- Theatrical release poster
- Directed by: Paul Lynch
- Screenplay by: John Hunter; William Gray;
- Based on: Cross Country by Herbert Kastle
- Produced by: Pieter Kroonenburg; David J. Patterson;
- Starring: Richard Beymer; Michael Ironside; Nina Axelrod;
- Cinematography: René Verzier
- Edited by: Nick Rotundo
- Music by: Chris Rea
- Production companies: Filmline Productions; Yellowbill Finance;
- Distributed by: New World Pictures
- Release date: November 18, 1983;
- Running time: 95 minutes (North America); 103 minutes (British release);
- Country: Canada
- Language: English
- Budget: CA$3 million

= Cross Country (1983 film) =

Cross Country is a 1983 Canadian erotic crime thriller film directed by Paul Lynch and starring Richard Beymer, Michael Ironside, and Nina Axelrod.

== Synopsis ==
A Philadelphia television executive, sought by police for the murder of a call girl, picks up a pair of hitchhikers en route to Los Angeles.

== Cast ==
- Richard Beymer as Evan Bley
- Michael Ironside as Detective Sgt. Ed Roersch
- Nina Axelrod as Lois Hayes
- Brent Carver as John Forrest
- August Schellenberg as Glen Cosgrove

== Production ==
Director Paul Lynch turned down directing duties on Mother Lode to direct this film, which in early stages was briefly known as Black Widows.

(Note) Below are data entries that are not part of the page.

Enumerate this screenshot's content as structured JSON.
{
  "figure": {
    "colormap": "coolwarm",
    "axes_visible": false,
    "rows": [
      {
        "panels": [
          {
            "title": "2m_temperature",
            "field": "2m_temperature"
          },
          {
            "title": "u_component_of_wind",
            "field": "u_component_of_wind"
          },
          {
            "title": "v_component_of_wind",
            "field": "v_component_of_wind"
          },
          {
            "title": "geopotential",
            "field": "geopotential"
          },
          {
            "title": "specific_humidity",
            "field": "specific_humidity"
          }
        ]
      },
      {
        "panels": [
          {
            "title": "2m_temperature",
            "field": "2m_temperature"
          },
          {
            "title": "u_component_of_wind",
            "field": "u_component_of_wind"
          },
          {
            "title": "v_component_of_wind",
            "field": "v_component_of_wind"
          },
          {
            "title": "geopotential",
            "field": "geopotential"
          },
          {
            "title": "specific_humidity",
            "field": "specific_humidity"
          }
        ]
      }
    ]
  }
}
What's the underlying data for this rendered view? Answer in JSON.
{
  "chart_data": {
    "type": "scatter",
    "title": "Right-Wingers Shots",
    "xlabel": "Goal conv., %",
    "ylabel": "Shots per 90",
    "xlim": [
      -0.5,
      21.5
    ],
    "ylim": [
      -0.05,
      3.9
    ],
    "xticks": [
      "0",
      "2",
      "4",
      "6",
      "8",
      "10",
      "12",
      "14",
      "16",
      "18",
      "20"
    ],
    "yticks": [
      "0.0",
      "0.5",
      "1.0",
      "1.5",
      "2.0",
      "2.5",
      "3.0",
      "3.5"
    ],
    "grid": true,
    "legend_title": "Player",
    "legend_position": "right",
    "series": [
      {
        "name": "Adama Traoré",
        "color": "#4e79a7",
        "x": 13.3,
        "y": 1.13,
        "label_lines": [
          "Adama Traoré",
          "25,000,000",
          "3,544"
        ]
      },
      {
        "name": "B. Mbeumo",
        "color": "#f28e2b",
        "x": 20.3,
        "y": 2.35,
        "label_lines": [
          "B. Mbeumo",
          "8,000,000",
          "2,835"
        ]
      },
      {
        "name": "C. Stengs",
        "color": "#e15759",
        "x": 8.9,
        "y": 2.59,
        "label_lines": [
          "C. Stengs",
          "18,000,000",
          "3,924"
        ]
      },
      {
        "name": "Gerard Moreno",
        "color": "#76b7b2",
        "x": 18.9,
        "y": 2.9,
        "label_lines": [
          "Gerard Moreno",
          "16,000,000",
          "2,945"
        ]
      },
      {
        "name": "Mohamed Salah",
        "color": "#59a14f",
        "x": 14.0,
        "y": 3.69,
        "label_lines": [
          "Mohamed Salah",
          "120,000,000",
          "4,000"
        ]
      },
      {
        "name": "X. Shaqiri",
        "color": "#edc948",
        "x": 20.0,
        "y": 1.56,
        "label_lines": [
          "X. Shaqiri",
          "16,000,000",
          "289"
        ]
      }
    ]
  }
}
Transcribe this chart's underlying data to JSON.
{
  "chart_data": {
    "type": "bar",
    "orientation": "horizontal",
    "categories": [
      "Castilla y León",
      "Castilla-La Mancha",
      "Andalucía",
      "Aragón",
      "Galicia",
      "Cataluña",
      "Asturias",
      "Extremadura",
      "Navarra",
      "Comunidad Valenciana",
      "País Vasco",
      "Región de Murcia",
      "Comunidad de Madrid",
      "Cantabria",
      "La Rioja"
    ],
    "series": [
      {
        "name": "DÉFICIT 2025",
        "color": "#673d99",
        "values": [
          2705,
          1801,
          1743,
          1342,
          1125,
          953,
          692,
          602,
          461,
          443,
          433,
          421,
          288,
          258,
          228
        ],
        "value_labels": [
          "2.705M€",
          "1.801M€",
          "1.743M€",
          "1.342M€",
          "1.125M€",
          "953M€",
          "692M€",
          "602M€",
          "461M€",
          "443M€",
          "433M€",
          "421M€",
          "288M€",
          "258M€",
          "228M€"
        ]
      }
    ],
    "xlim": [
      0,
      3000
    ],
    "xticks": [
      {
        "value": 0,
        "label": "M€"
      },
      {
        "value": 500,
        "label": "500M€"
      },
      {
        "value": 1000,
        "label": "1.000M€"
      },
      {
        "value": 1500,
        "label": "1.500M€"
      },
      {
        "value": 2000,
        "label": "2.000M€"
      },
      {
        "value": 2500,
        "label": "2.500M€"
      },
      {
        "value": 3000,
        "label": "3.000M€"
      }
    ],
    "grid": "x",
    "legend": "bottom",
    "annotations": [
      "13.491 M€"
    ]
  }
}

The film was shot in 1982 in Montreal on a budget of $3 million, financed by MGM through the recently acquired United Artists. UA Chairman David Begelman didn't like the film and sold the film to New World Pictures.

==Release==
Cross Country was released in the United States on November 18, 1983.

==Reception==
Kevin Thomas of the Los Angeles Times praised the film as a "clever thriller" and likened it to a contemporary film noir. Alternately, Don Lechman of the News-Pilot derided the film, deeming it "a disgusting mess... it would be best if the film was buried and never released to any medium."